I’ve spent much of my life among Latvian communities in exile on practically every continent except Antarctica, and it obviously prepared me sufficiently well and helped me preserve my Latvian identity, that I was able to return when Latvia did become free, even if it did take half a century to wait for it. And I could take on being president, and there was no problem of transition because of that. And finally about rebuilding, when cities are getting rebuilt, hospitals and so on, I think the greatest advances in everywhere in the world in terms of hospitals certainly will have to be taken into account. And it is a great news to hear from Greece for instance that they have already a vision for concrete places where what kind of hospital they’re going to build back in Mariupol. But may I just add one note of caution, is that the people who leave their homes are those who do it reluctantly. They suffer for it. I remember the pain of losing everything that you love, not just the people you are with, your grandma, your aunts, and your uncles, and so on, but the street on which you live, the tree outside the window, and all that sort of thing.
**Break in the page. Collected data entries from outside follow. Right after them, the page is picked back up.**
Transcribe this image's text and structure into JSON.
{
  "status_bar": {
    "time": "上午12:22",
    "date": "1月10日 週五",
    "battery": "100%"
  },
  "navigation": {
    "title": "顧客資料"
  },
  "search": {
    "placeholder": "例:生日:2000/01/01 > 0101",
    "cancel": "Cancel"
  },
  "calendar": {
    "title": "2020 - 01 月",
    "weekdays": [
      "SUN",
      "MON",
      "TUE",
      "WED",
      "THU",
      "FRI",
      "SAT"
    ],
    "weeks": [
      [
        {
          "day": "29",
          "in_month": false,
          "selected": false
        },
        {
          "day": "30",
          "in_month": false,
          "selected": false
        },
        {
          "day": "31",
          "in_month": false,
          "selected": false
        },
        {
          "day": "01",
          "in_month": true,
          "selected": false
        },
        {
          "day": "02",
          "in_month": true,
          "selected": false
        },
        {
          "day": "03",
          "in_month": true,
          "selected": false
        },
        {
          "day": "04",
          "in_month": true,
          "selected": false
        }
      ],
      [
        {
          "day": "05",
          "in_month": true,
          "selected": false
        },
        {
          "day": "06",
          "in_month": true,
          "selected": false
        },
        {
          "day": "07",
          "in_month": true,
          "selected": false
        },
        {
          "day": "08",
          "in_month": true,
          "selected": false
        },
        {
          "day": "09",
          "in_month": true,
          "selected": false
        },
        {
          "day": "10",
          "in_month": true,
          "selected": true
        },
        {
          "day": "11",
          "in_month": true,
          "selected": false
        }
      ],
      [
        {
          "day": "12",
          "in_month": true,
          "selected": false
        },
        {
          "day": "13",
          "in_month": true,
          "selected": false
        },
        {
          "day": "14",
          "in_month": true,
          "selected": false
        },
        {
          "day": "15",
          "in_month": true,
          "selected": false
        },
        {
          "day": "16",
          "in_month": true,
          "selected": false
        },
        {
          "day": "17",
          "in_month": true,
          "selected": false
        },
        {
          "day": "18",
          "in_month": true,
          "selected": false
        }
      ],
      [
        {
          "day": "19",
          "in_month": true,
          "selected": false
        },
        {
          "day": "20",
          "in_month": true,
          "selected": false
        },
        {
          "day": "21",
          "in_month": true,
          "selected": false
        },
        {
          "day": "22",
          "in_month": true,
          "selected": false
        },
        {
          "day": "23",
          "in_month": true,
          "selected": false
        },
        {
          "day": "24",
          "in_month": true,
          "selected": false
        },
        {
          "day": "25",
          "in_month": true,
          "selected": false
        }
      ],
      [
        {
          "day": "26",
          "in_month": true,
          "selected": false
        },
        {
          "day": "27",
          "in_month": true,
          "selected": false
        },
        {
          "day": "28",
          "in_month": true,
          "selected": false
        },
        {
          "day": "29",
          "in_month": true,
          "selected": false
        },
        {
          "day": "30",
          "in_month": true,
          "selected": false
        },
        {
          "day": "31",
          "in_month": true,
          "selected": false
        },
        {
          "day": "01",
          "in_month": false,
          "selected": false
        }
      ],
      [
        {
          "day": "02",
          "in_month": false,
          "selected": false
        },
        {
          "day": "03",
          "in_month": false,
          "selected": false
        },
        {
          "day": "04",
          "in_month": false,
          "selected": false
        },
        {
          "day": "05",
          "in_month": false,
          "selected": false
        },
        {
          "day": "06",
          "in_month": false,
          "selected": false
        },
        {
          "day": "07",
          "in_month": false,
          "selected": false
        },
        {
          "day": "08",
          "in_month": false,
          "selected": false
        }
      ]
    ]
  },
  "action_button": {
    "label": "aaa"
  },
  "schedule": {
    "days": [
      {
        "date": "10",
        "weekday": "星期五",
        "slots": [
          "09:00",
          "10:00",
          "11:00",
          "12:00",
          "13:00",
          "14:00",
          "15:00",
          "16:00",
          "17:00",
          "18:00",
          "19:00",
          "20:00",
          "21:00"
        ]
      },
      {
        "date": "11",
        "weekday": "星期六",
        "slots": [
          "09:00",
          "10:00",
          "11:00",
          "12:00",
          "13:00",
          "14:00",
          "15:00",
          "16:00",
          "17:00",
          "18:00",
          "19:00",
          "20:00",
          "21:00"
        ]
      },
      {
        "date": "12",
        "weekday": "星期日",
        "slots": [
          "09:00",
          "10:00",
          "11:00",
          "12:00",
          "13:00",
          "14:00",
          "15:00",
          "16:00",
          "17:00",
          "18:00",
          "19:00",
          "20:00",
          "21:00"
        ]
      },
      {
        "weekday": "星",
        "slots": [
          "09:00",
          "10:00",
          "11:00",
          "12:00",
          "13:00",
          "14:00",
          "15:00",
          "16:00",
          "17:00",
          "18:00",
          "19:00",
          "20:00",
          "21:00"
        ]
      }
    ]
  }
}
So when cities get to rebuild, please, city planners and those who will be offering international aid, do not forget to consult the former inhabitants who live there, because there they will have an emotional need for something that will remind them of the city that has been destroyed, and something that they held dear, and something that they can hang on to so that the continuity of their identity can be built on upon it.
But ladies and gentlemen, may I as a former refugee, thank you all, and as the former president of a country that waited 15 years to recover its independence, thank you all and everyone for the help you are giving to this country, which is under brutal, unmotivated, and completely irrational attack by a totally delusional man who has brings with him a delusional ideology and sadly seems to have influenced his nation as well. Thank you all.